12 Tage später am 7.Februar fand sich die Gruppe auf der wunderschön verschneiten Kapfenburg in Lauchheim wieder. Dort gab es wieder zuerst Abendessen. Anschließend wurde wieder geprobt. Nun ging es an die Feinheiten. Welche crescendi müssen deutlicher (hervorgebracht) werden, wo muss der Text besonders hervorgehoben werden, welche Rhythmen müssen noch präzisiert werden, soll die Melodie fließen oder abgehackt klingen, sollen lange Töne durchgesungen oder nach kurzer Zeit zurückgenommen werden und wie ist überhaupt die Stimmung bei diesem Stück? Aufgebracht, jubilierend, getragen, berührend oder gar traurig? An vielen Stellen wurde gefeilt, bis jedes Stück perfekt saß.
Wie auch am Probenwochenende zuvor hatte jeder einmal Stimmbildung, wobei dieses Mal immer zwei zusammen zu Dieter in den zweiten Stock gingen und deshalb die doppelte Zeit zur Verfügung stand.
Bis Sonntagmittag wurde in der Kapfenburg geprobt. Anschließend fuhren alle nach Neckargemünd (bei Heidelberg), wo das erste gemeinsame Konzert stattfinden sollte. Dort wurde nun noch einmal geprobt, um sich mit dem Raum und der Akustik vertraut zu machen. Dort wurde auch erstmals durch Christoph Georgii und Carsten Klomp begleitet.
Nach und nach füllte sich die Kirche. Voller Vorfreude zählten wir die Minuten bis wir endlich auftraten und dem Publikum das erste Stück präsentieren konnten.
Mit einem Lächeln im Gesicht sangen wir all die wunderschönen Stücke, bei denen sich jeder an die schönen und lustigen Proben erinnerte.

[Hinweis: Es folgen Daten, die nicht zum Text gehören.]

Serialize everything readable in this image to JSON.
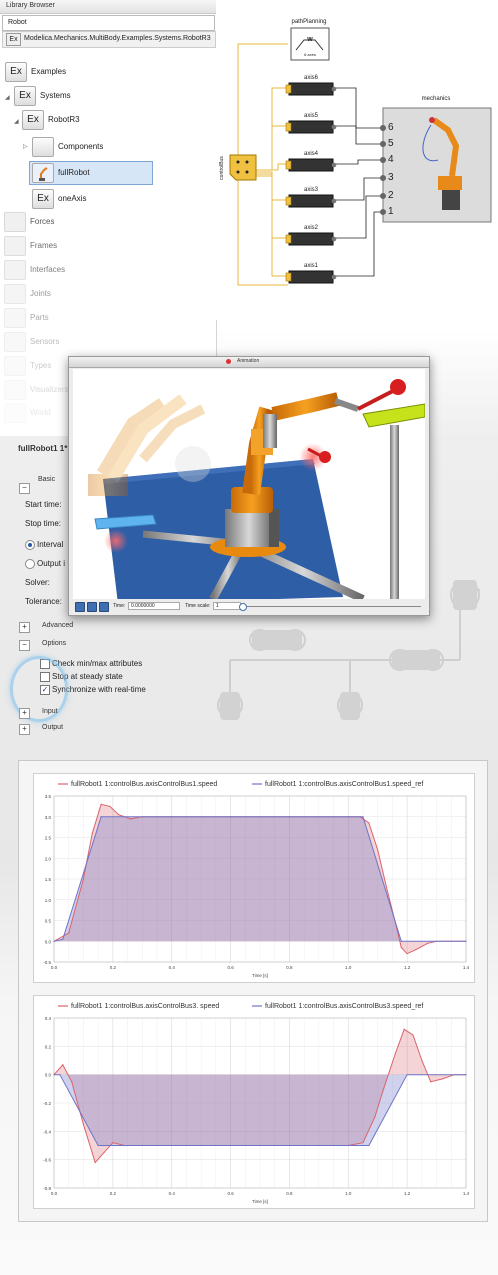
{
  "library": {
    "title": "Library Browser",
    "search_value": "Robot",
    "path_badge": "Ex",
    "path": "Modelica.Mechanics.MultiBody.Examples.Systems.RobotR3",
    "tree": [
      {
        "badge": "Ex",
        "label": "Examples"
      },
      {
        "badge": "Ex",
        "label": "Systems"
      },
      {
        "badge": "Ex",
        "label": "RobotR3"
      },
      {
        "badge": "",
        "label": "Components"
      },
      {
        "badge": "",
        "label": "fullRobot"
      },
      {
        "badge": "Ex",
        "label": "oneAxis"
      }
    ],
    "ghost_items": [
      "Forces",
      "Frames",
      "Interfaces",
      "Joints",
      "Parts",
      "Sensors",
      "Types",
      "Visualizers",
      "World"
    ]
  },
  "diagram": {
    "path_planning_label": "pathPlanning",
    "path_planning_symbol": "w",
    "path_planning_sub": "6 axes",
    "bus_label": "controlBus",
    "axes": [
      "axis6",
      "axis5",
      "axis4",
      "axis3",
      "axis2",
      "axis1"
    ],
    "mechanics_label": "mechanics",
    "port_numbers": [
      "6",
      "5",
      "4",
      "3",
      "2",
      "1"
    ],
    "wire_color": "#e7b93d"
  },
  "animation": {
    "title": "Animation",
    "time_label": "Time:",
    "time_value": "0.0000000",
    "scale_label": "Time scale:",
    "scale_value": "1"
  },
  "setup": {
    "tab_title": "fullRobot1 1*",
    "basic_label": "Basic",
    "start_time_label": "Start time:",
    "stop_time_label": "Stop time:",
    "interval_label": "Interval",
    "output_label": "Output i",
    "solver_label": "Solver:",
    "tolerance_label": "Tolerance:",
    "advanced_label": "Advanced",
    "options_label": "Options",
    "check_minmax": "Check min/max attributes",
    "stop_steady": "Stop at steady state",
    "sync_realtime": "Synchronize with real-time",
    "input_label": "Input",
    "output_section_label": "Output",
    "collapse_sign": "−",
    "expand_sign": "+",
    "checkmark": "✓"
  },
  "plots": {
    "colors": {
      "speed": "#d9646c",
      "ref": "#6d74c8",
      "fill": "#9a8bbf"
    },
    "top": {
      "legend_speed": "fullRobot1 1:controlBus.axisControlBus1.speed",
      "legend_ref": "fullRobot1 1:controlBus.axisControlBus1.speed_ref",
      "xlabel": "Time [s]",
      "xticks": [
        "0.0",
        "0.2",
        "0.4",
        "0.6",
        "0.8",
        "1.0",
        "1.2",
        "1.4"
      ],
      "yticks": [
        "3.5",
        "3.0",
        "2.5",
        "2.0",
        "1.5",
        "1.0",
        "0.5",
        "0.0",
        "-0.5"
      ]
    },
    "bottom": {
      "legend_speed": "fullRobot1 1:controlBus.axisControlBus3. speed",
      "legend_ref": "fullRobot1 1:controlBus.axisControlBus3.speed_ref",
      "xlabel": "Time [s]",
      "xticks": [
        "0.0",
        "0.2",
        "0.4",
        "0.6",
        "0.8",
        "1.0",
        "1.2",
        "1.4"
      ],
      "yticks": [
        "0.4",
        "0.2",
        "0.0",
        "-0.2",
        "-0.4",
        "-0.6",
        "-0.8"
      ]
    }
  },
  "chart_data": [
    {
      "type": "line",
      "title": "",
      "xlabel": "Time [s]",
      "ylabel": "",
      "xlim": [
        0,
        1.4
      ],
      "ylim": [
        -0.5,
        3.5
      ],
      "grid": true,
      "legend": "top",
      "series": [
        {
          "name": "fullRobot1 1:controlBus.axisControlBus1.speed",
          "x": [
            0.0,
            0.05,
            0.1,
            0.13,
            0.16,
            0.19,
            0.22,
            0.26,
            0.3,
            0.4,
            0.6,
            0.8,
            1.0,
            1.04,
            1.07,
            1.1,
            1.13,
            1.16,
            1.18,
            1.2,
            1.23,
            1.27,
            1.3,
            1.35,
            1.4
          ],
          "y": [
            0.0,
            0.2,
            1.5,
            2.6,
            3.3,
            3.25,
            3.05,
            2.95,
            3.0,
            3.0,
            3.0,
            3.0,
            3.0,
            3.0,
            2.85,
            2.2,
            1.3,
            0.45,
            -0.15,
            -0.3,
            -0.2,
            -0.05,
            0.0,
            0.0,
            0.0
          ]
        },
        {
          "name": "fullRobot1 1:controlBus.axisControlBus1.speed_ref",
          "x": [
            0.0,
            0.03,
            0.16,
            1.05,
            1.18,
            1.4
          ],
          "y": [
            0.0,
            0.05,
            3.0,
            3.0,
            0.0,
            0.0
          ]
        }
      ]
    },
    {
      "type": "line",
      "title": "",
      "xlabel": "Time [s]",
      "ylabel": "",
      "xlim": [
        0,
        1.4
      ],
      "ylim": [
        -0.8,
        0.4
      ],
      "grid": true,
      "legend": "top",
      "series": [
        {
          "name": "fullRobot1 1:controlBus.axisControlBus3. speed",
          "x": [
            0.0,
            0.03,
            0.06,
            0.1,
            0.14,
            0.17,
            0.2,
            0.24,
            0.3,
            0.4,
            0.6,
            0.8,
            1.0,
            1.05,
            1.09,
            1.12,
            1.16,
            1.19,
            1.22,
            1.25,
            1.28,
            1.32,
            1.36,
            1.4
          ],
          "y": [
            0.0,
            0.07,
            -0.05,
            -0.35,
            -0.62,
            -0.55,
            -0.48,
            -0.5,
            -0.5,
            -0.5,
            -0.5,
            -0.5,
            -0.5,
            -0.48,
            -0.3,
            -0.1,
            0.15,
            0.32,
            0.28,
            0.1,
            -0.05,
            -0.03,
            0.0,
            0.0
          ]
        },
        {
          "name": "fullRobot1 1:controlBus.axisControlBus3.speed_ref",
          "x": [
            0.0,
            0.02,
            0.15,
            1.07,
            1.2,
            1.4
          ],
          "y": [
            0.0,
            0.0,
            -0.5,
            -0.5,
            0.0,
            0.0
          ]
        }
      ]
    }
  ]
}
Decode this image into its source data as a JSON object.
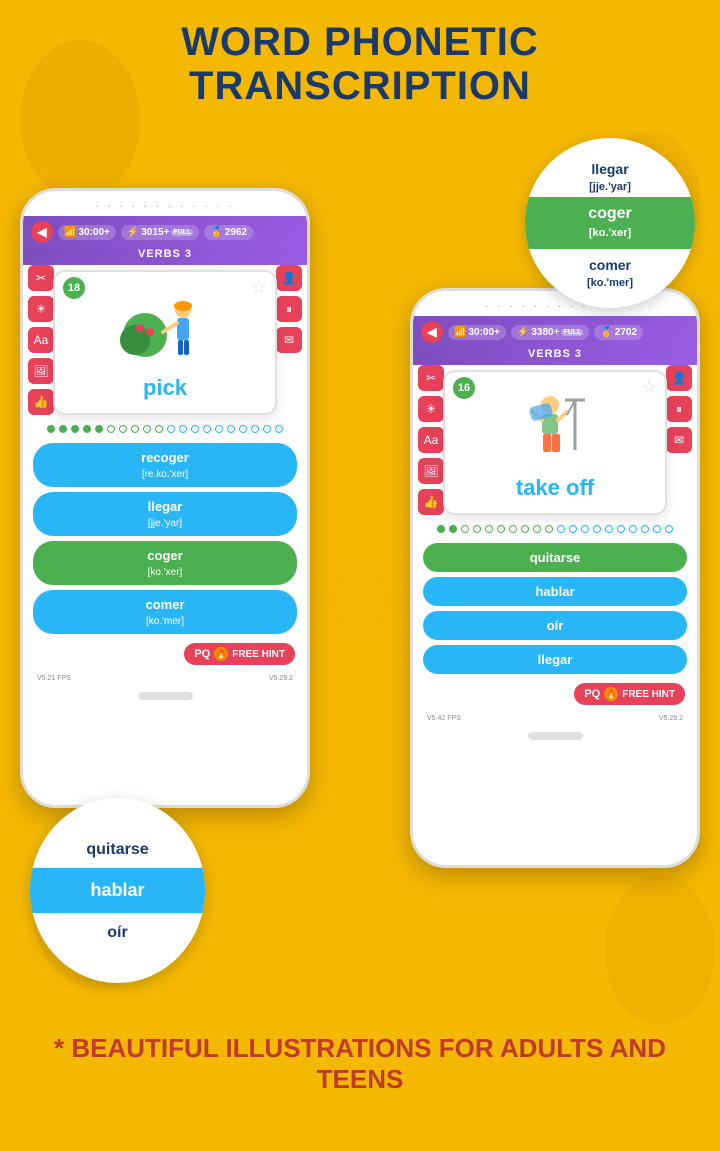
{
  "title": {
    "line1": "WORD PHONETIC",
    "line2": "TRANSCRIPTION"
  },
  "bottom_text": "* BEAUTIFUL ILLUSTRATIONS FOR ADULTS AND TEENS",
  "phone_left": {
    "speaker": "· · · · · · · · · · · ·",
    "stats": {
      "time": "30:00+",
      "points": "3015+",
      "full_label": "FULL",
      "coins": "2962"
    },
    "section": "VERBS 3",
    "card_number": "18",
    "word": "pick",
    "answers": [
      {
        "text": "recoger",
        "phonetic": "[re.ko.'xer]",
        "type": "blue"
      },
      {
        "text": "llegar",
        "phonetic": "[jje.'yar]",
        "type": "blue"
      },
      {
        "text": "coger",
        "phonetic": "[ko.'xer]",
        "type": "green"
      },
      {
        "text": "comer",
        "phonetic": "[ko.'mer]",
        "type": "blue"
      }
    ],
    "hint_label": "FREE HINT",
    "fps": "V5.21 FPS",
    "version": "V5.29.2",
    "dots_filled": 5,
    "dots_total": 20
  },
  "phone_right": {
    "speaker": "· · · · · · · · · · · ·",
    "stats": {
      "time": "30:00+",
      "points": "3380+",
      "full_label": "FULL",
      "coins": "2702"
    },
    "section": "VERBS 3",
    "card_number": "16",
    "word": "take off",
    "answers": [
      {
        "text": "quitarse",
        "type": "green"
      },
      {
        "text": "hablar",
        "type": "blue"
      },
      {
        "text": "oír",
        "type": "blue"
      },
      {
        "text": "llegar",
        "type": "blue"
      }
    ],
    "hint_label": "FREE HINT",
    "fps": "V5.42 FPS",
    "version": "V5.29.2",
    "dots_filled": 2,
    "dots_total": 20
  },
  "circle_right": {
    "items": [
      {
        "text": "llegar",
        "phonetic": "[jje.'yar]",
        "type": "normal"
      },
      {
        "text": "coger",
        "phonetic": "[ko.'xer]",
        "type": "green"
      },
      {
        "text": "comer",
        "phonetic": "[ko.'mer]",
        "type": "normal"
      }
    ]
  },
  "circle_left": {
    "items": [
      {
        "text": "quitarse",
        "type": "normal"
      },
      {
        "text": "hablar",
        "type": "green"
      },
      {
        "text": "oír",
        "type": "normal"
      }
    ]
  }
}
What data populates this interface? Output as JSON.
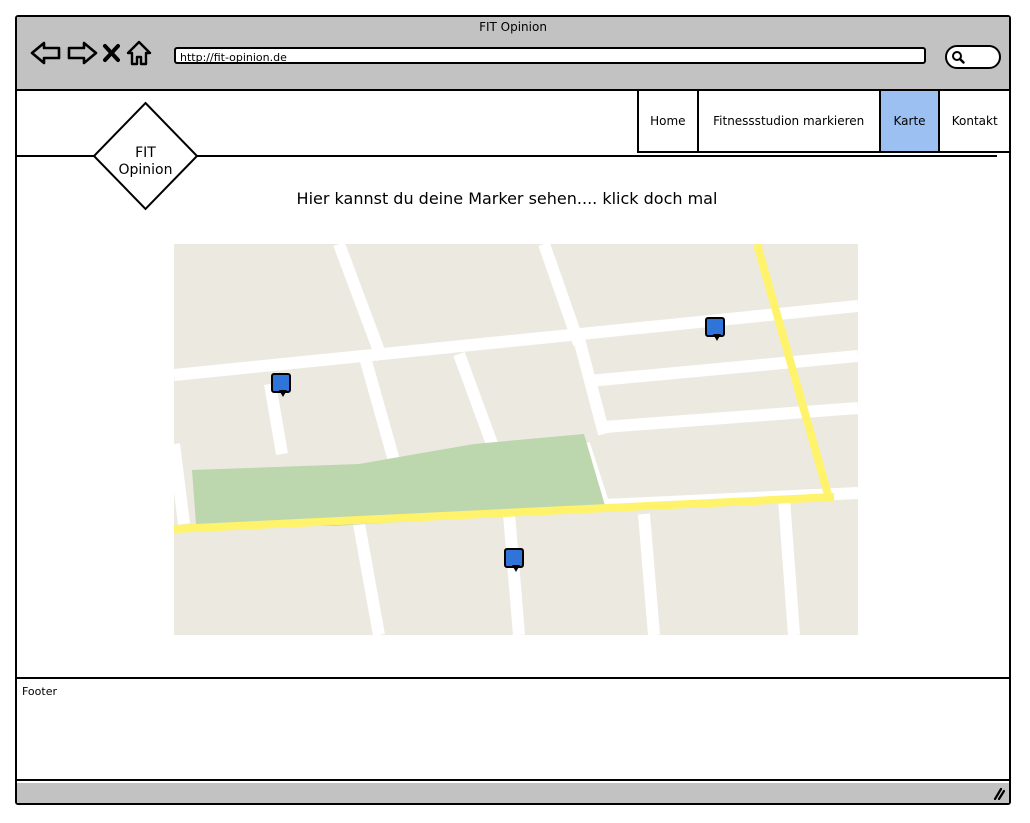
{
  "window": {
    "title": "FIT Opinion"
  },
  "address_bar": {
    "url": "http://fit-opinion.de"
  },
  "logo": {
    "text": "FIT\nOpinion"
  },
  "nav": {
    "items": [
      {
        "label": "Home",
        "active": false
      },
      {
        "label": "Fitnessstudion markieren",
        "active": false
      },
      {
        "label": "Karte",
        "active": true
      },
      {
        "label": "Kontakt",
        "active": false
      }
    ]
  },
  "main": {
    "headline": "Hier kannst du deine Marker sehen.... klick doch mal"
  },
  "map": {
    "markers_count": 3,
    "marker_color": "#2f74d9",
    "park_color": "#bcd6ad",
    "highway_color": "#fff36b"
  },
  "footer": {
    "label": "Footer"
  },
  "colors": {
    "chrome": "#c2c2c2",
    "active_nav": "#9dc0f2"
  }
}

Viel zu schnell waren die ersten zwei Probenphasen und das Konzert zu Ende, aber ich bin mir sicher, dass sich jeder schon auf die nächste Probenfreizeit freut, bei der man alle so schnell ins Herz geschlossenen Freunde wiedersieht, mit ihnen neue und alte Stücke singt, sich am tollen Klang freut und Spaß hat.